Adventures in Airbrushing
Avoiding common airbrushing problems - and an Orc!!
So, for my brief hobby time this weekend I made a start on an Atlantis Miniatures Orc. These are beautiful models, but they are a challenge, as you can see when pictured nest to a nurgle marine from the dark millennium box, they are quite small compared to the ’28mm’ that are really 32 or 35mm models that many companies make today.
That makes this quite a delicate job to paint effectively, and you want your airbrush to deliver paint smoothly even at very low pressure and close up. If its spitting or anything like that you get a horrible finish. So, given practically everyone who uses an airbrush will have had that kind of problem at some point, uneven spray, spitting or paint stops coming out altogether, I’ll try and show how you can avoid all that easily and cheaply.
First lets look at the model itself and the paints we are using today.
Those colours are:
Hexed Lichen from the vallejo game color range. Its what I had to hand, any purple will do to shade green.
Green Zinc Chromate from vallejo model air, again, this is a green I just like.
Dead Flesh from the vallejo game air set.
Here below is the three mixed i used.
The first is a 2:1 mix of the green and the purple as a shade colour.
The second is the green with just a drop of the dead flesh
The third is significantly lighter, a 1:1 mix of dead flesh and the green
Now, spraying an airbrush really is easy. I’m not artistic in any way, and I never have been.

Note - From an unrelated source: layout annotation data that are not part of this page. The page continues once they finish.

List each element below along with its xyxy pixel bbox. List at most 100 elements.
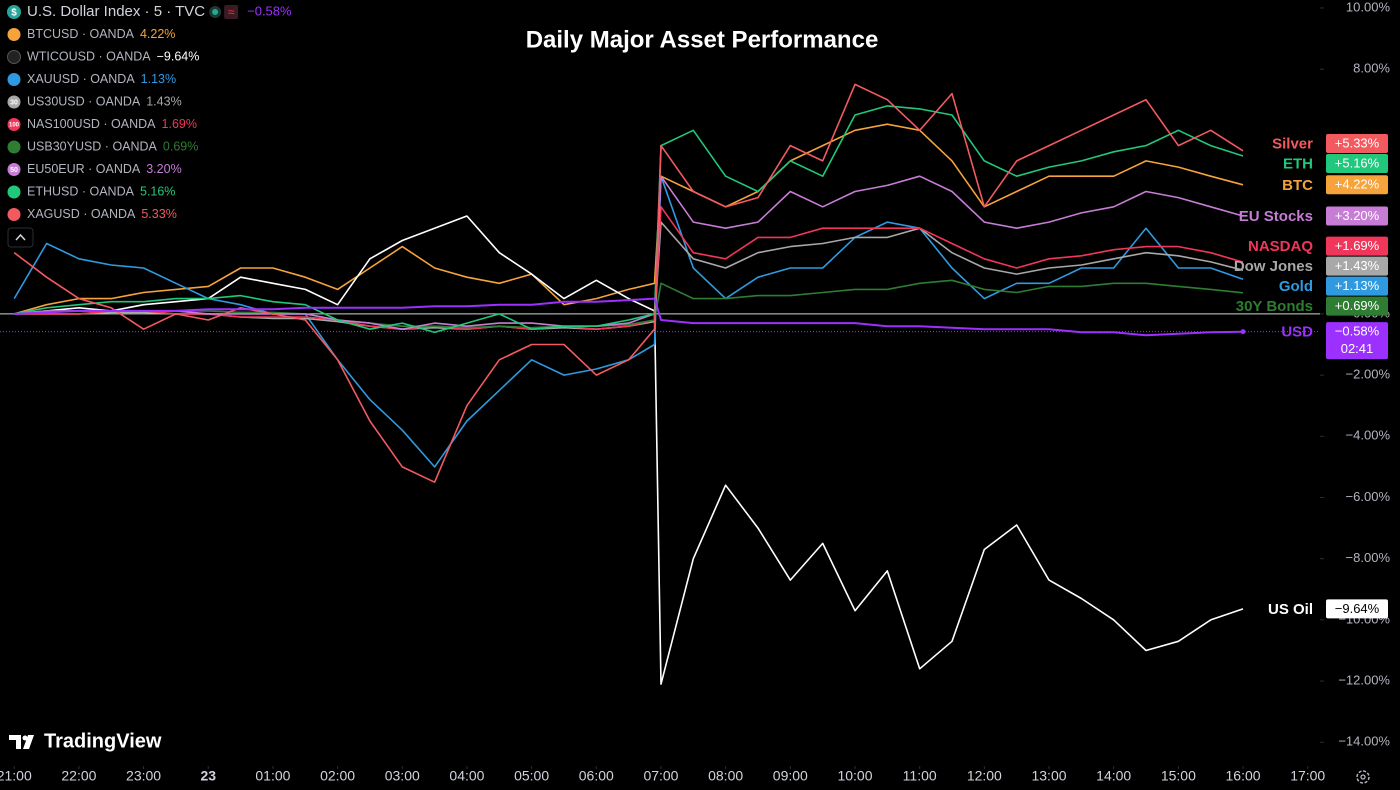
watermark-text: TradingView	[44, 730, 162, 752]
x-tick-label: 12:00	[967, 768, 1002, 784]
legend-item: ETHUSD · OANDA 5.16%	[7, 184, 175, 199]
watermark: TradingView	[9, 730, 162, 752]
legend-ticker: NAS100USD · OANDA	[27, 117, 156, 131]
end-label: +1.69% NASDAQ	[1248, 236, 1388, 256]
x-tick-label: 21:00	[0, 768, 32, 784]
x-tick-label: 08:00	[708, 768, 743, 784]
x-tick-label: 23:00	[126, 768, 161, 784]
series-line	[13, 175, 1244, 468]
y-tick-label: −6.00%	[1346, 489, 1391, 504]
settings-button[interactable]	[1356, 770, 1370, 784]
x-tick-label: 09:00	[773, 768, 808, 784]
collapse-button[interactable]	[7, 227, 34, 248]
x-tick-label: 07:00	[643, 768, 678, 784]
end-badge	[1326, 276, 1388, 296]
y-tick-label: −4.00%	[1346, 428, 1391, 443]
legend-ticker: EU50EUR · OANDA	[27, 162, 141, 176]
series-name: USD	[1281, 324, 1313, 341]
legend-icon	[7, 50, 21, 64]
y-tick-label: −14.00%	[1338, 734, 1390, 749]
end-badge-value: +5.33%	[1335, 135, 1380, 150]
x-tick-label: 03:00	[385, 768, 420, 784]
legend-value: 4.22%	[140, 27, 175, 41]
series-name: NASDAQ	[1248, 238, 1313, 255]
x-tick-label: 13:00	[1031, 768, 1066, 784]
series-name: Silver	[1272, 135, 1313, 152]
end-badge	[1326, 175, 1388, 195]
status-dot-inner	[212, 9, 219, 15]
x-tick-label: 15:00	[1161, 768, 1196, 784]
legend-ticker: US30USD · OANDA	[27, 94, 141, 108]
end-badge	[1326, 236, 1388, 256]
end-badge-value: +4.22%	[1335, 177, 1380, 192]
legend-ticker: XAUUSD · OANDA	[27, 72, 135, 86]
legend-icon	[7, 95, 21, 109]
chart-title: Daily Major Asset Performance	[526, 26, 879, 53]
end-badge	[1326, 599, 1388, 619]
series-name: Dow Jones	[1234, 258, 1313, 275]
end-label: +5.16% ETH	[1283, 153, 1388, 173]
legend-ticker: ETHUSD · OANDA	[27, 184, 135, 198]
x-tick-label: 11:00	[903, 768, 937, 784]
legend-item: 100 NAS100USD · OANDA 1.69%	[7, 117, 197, 131]
y-tick-label: 8.00%	[1353, 61, 1390, 76]
series-name: Gold	[1279, 278, 1313, 295]
legend-icon-text: 30	[10, 99, 18, 106]
legend-item: XAUUSD · OANDA 1.13%	[7, 72, 176, 86]
legend-icon	[7, 73, 21, 86]
end-badge-value: +5.16%	[1335, 155, 1380, 170]
x-tick-label: 06:00	[579, 768, 614, 784]
status-badge	[224, 5, 239, 19]
end-label: +0.69% 30Y Bonds	[1236, 296, 1388, 316]
end-badge	[1326, 256, 1388, 276]
legend-icon-text: 50	[10, 167, 18, 174]
legend-icon-text: 100	[9, 123, 20, 129]
series-name: ETH	[1283, 155, 1313, 172]
end-badge	[1326, 206, 1388, 226]
last-point	[1240, 329, 1246, 335]
series-line	[14, 297, 1244, 337]
end-badge-value: +1.69%	[1335, 238, 1380, 253]
end-badge-value: +1.43%	[1335, 258, 1380, 273]
legend-icon	[7, 163, 21, 176]
legend-ticker: USB30YUSD · OANDA	[27, 139, 158, 153]
x-tick-label: 22:00	[61, 768, 96, 784]
series-name: 30Y Bonds	[1236, 298, 1313, 315]
legend-item: USB30YUSD · OANDA 0.69%	[7, 139, 198, 154]
x-tick-label: 10:00	[837, 768, 872, 784]
x-tick-label: 16:00	[1226, 768, 1261, 784]
series-line	[14, 215, 1244, 685]
end-label: +1.43% Dow Jones	[1234, 256, 1388, 276]
legend-item: 50 EU50EUR · OANDA 3.20%	[7, 162, 182, 176]
end-badge	[1326, 322, 1388, 360]
y-tick-label: 10.00%	[1346, 0, 1391, 14]
series-name: EU Stocks	[1239, 208, 1313, 225]
x-tick-label: 04:00	[449, 768, 484, 784]
end-badge-value: −9.64%	[1335, 601, 1380, 616]
end-badge-value: −0.58%	[1335, 324, 1380, 339]
legend-icon	[7, 118, 21, 131]
end-badge-value: +3.20%	[1335, 208, 1380, 223]
legend: BTCUSD · OANDA 4.22% WTICOUSD · OANDA −9.64…	[7, 3, 292, 221]
legend-value: 1.69%	[162, 117, 197, 131]
legend-item: 30 US30USD · OANDA 1.43%	[7, 94, 182, 109]
x-tick-label: 17:00	[1290, 768, 1325, 784]
legend-header: $ U.S. Dollar Index · 5 · TVC ≈ −0.58%	[7, 3, 292, 20]
series-line	[14, 105, 1244, 334]
legend-value: 5.33%	[141, 207, 176, 221]
legend-icon	[7, 28, 21, 41]
end-label: −9.64% US Oil	[1268, 599, 1388, 619]
x-tick-label: 14:00	[1096, 768, 1131, 784]
legend-value: 1.43%	[146, 94, 181, 108]
y-tick-label: −8.00%	[1346, 550, 1391, 565]
legend-value: −9.64%	[157, 49, 200, 63]
x-tick-label: 02:00	[320, 768, 355, 784]
legend-icon	[7, 5, 21, 19]
end-label: +5.33% Silver	[1272, 133, 1388, 153]
series-name: US Oil	[1268, 601, 1313, 618]
end-label: +1.13% Gold	[1279, 276, 1388, 296]
legend-item: XAGUSD · OANDA 5.33%	[7, 207, 177, 221]
x-tick-label: 23	[200, 768, 216, 784]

I am ok with a brush but it is a struggle, my hands are not steady enough most of the time, and even I can do alright with an airbrush, so i know you can too!
The biggest issues I often hear is that paint spits, or the nozzle is always blocking, so no paint comes out, or the paint comes out unevenly. There are various causes for these, but the vast majority of issues are caused by having impurities in the paint.
You will notice that my paint is in a little shot glass. I buy them off ebay or amazon, £3 for 100 plastic shot glasses. I ALWAYS mix my paint in one of those before I put it in the airbrush, even if I using paint straight out of the bottle, such as the green, I put it into a shot glass first and add a touch of thinner or flow improver. Doing this, I very rarely have any issues with paint spitting or other blockages, and I’ll explain why.
The most common paint impurity is in fact, paint itself! Yes, I know that sounds silly but here me out. Dried paint, that crusty bit around the top of the bottle, it flakes off as you pour. Even on dropper bottles like vallejo, if you don’t clean the nozzle, you can end up with crusty paint around the top, so if you put your paint straight into the paint cup on the airbrush, those tiny crusty bits go with it.
At the business end of the airbrush tolerances are really tight, the needle can be 0.35mm wide, my inifinity in the picture has a 0.2mm needle, I even have a 0.15mm needleset for that airbrush for doing really fine work (you can fit completely different needles of all sizes into Harder and Steenbeck airbrushes, its one of their advantages). With such small openings, it doesn’t take much to block them, and those tiny bits of crusty paint are usually the cause.
By using a cup first, mix the paint, thinner, flow improver or whatever, you can leave it to settle and then decant from there into the airbrush carefully, leaving any crusty bits at the bottom of the cup rather than in your airbrush.
If I were to give one piece of advice that can make all the difference in your aurbrush experience, it is this, use a cup to mix in, rather than dump paint straight from bottles into the airbrush itself.
Anyway, back to the model. Here are some images of the various stages, first the dark purply mix, then green, then the lighter colour. Remember, this is all just airbrush, nothing else yet. It took maybe 15 minutes including letting paint dry and mixing up the various colours to do this.
That is all for now, hopefully I will get time this week to do the brushwork on this model and show how airbrushing can be a great base for brushwork and give a faster finish to your model.